I tend to take a lot of information with a grain of salt, many writers of histories back in the day that are now being used as source material were writing a fairly biased piece [either biased toward and glowingly good, or against and they attribute all sorts of vices or problems to them]

People in the past did drink a lot more casually than we do now in the US, water was mostly unpotable without being boiled and filtered through cloth, brewing was one way to reduce the chance of catching something nasty from the water [and it tastes good to when made properly] You can die of liver troubles and it is not from drinking, liver flukes can be gotten from infected water and is pretty nasty.

just curious … why German? Maurice was Dutch.

The Dutch wikipedia(for what it’s worth) claims that Maurice died of liver cancer - but not a word about any drinking problems.

I did a bit of research in the Dutch on-line information on Maurits van Oranje (his name in Dutch). Not a word about a drinking problem.

It is probably safe to assume that any 17th or 18th Century European political or military luminary imbibed more that we would think appropriate. They probably had more syphilis and bad teeth that we are use to, too. It was a hard drinking and hard loving age (his Lordship pleasured me in his riding boots).
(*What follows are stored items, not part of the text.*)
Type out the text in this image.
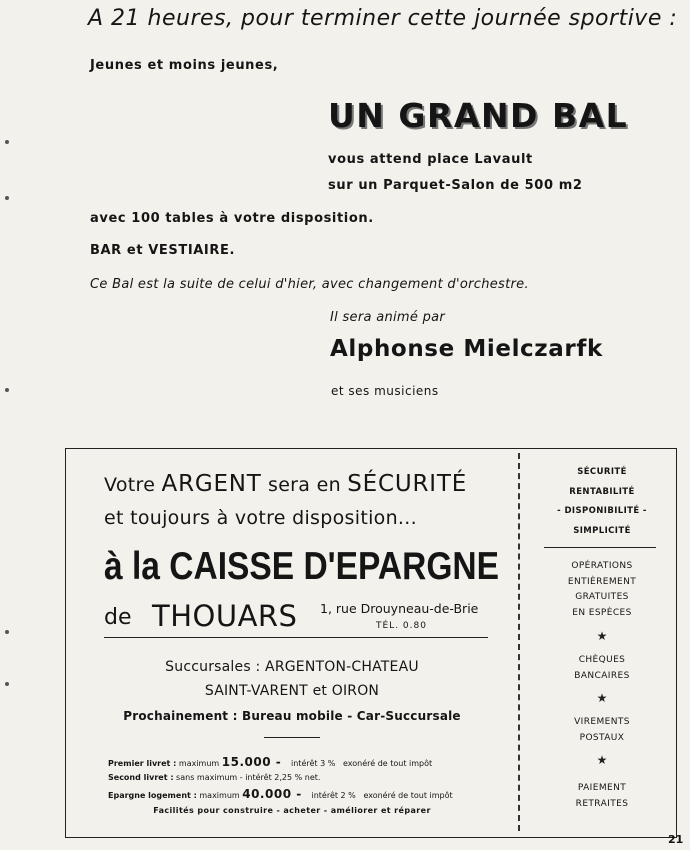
A 21 heures, pour terminer cette journée sportive :
Jeunes et moins jeunes,
UN GRAND BAL
vous attend place Lavault
sur un Parquet-Salon de 500 m2
avec 100 tables à votre disposition.
BAR et VESTIAIRE.
Ce Bal est la suite de celui d'hier, avec changement d'orchestre.
Il sera animé par
Alphonse Mielczarfk
et ses musiciens
Votre ARGENT sera en SÉCURITÉ
et toujours à votre disposition...
à la CAISSE D'EPARGNE
de THOUARS 1, rue Drouyneau-de-Brie
TÉL. 0.80
Succursales : ARGENTON-CHATEAU
SAINT-VARENT et OIRON
Prochainement : Bureau mobile - Car-Succursale
Premier livret : maximum 15.000 -   intérêt 3 % exonéré de tout impôt
Second livret : sans maximum - intérêt 2,25 % net.
Epargne logement : maximum 40.000 -   intérêt 2 % exonéré de tout impôt
Facilités pour construire - acheter - améliorer et réparer
SÉCURITÉ
RENTABILITÉ
- DISPONIBILITÉ -
SIMPLICITÉ
OPÉRATIONS
ENTIÈREMENT
GRATUITES
EN ESPÈCES
★
CHÈQUES
BANCAIRES
★
VIREMENTS
POSTAUX
★
PAIEMENT
RETRAITES
21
The fact that Maurice was able to function and not fall off his horse too often is an indication that he was, by the standards of the age, no falling down drunk.

Because most of the european pamphlets collections I have worked with before are actually in german … because I go through to a couple of german universities that a friend works with. I take what uni access I can get =)

Actually, for some reason, I have found that there are a serious number of geneological works in German, and the germans were avid pamphleteers/broadsiders. Perhaps they had a higher literacy rate than England. Or maybe they were all packrats so more survived being used as toilet paper =)

[actually as an example most of our documentation on Dracula comes from German sources, the famous one is the one illustrated with Dracula feasting in the forest of impaled victims…]

but did he speak of the pompatus of love? (sorry!)

I wouldn’t buy the argument that advanced alcoholism is disproved given his military abillities. Death by alcohol poisoning seems to have been a standard exit for Mongol khans.

For centuries, people thought alcohol fortified them, not necessarily incapacitated them. It wasn’t how much you drank, but rather how you somehow chose to cope with the effects.

(did I imply that this is an extinct concept?)

Apparently. The most frequent moral failure I’m seeing put forward ( excluding supposed negative character traits like “vengeful”, “calculating” and “ambitious” ) is promiscuity. “Compulsive pursuit of women of every description”, is one of the exact phrases - from The Dutch Republic: Its Rise, Greatness, and Fall, 1477-1806 by Jonathan I. Israel ( 1995, Oxford University Press ).

So far no allusions too boozing, but like others I wouldn’t necessarily doubt it. Plenty of alleged alcoholic generals in history, from Alexander the Great to Ulysses S. Grant.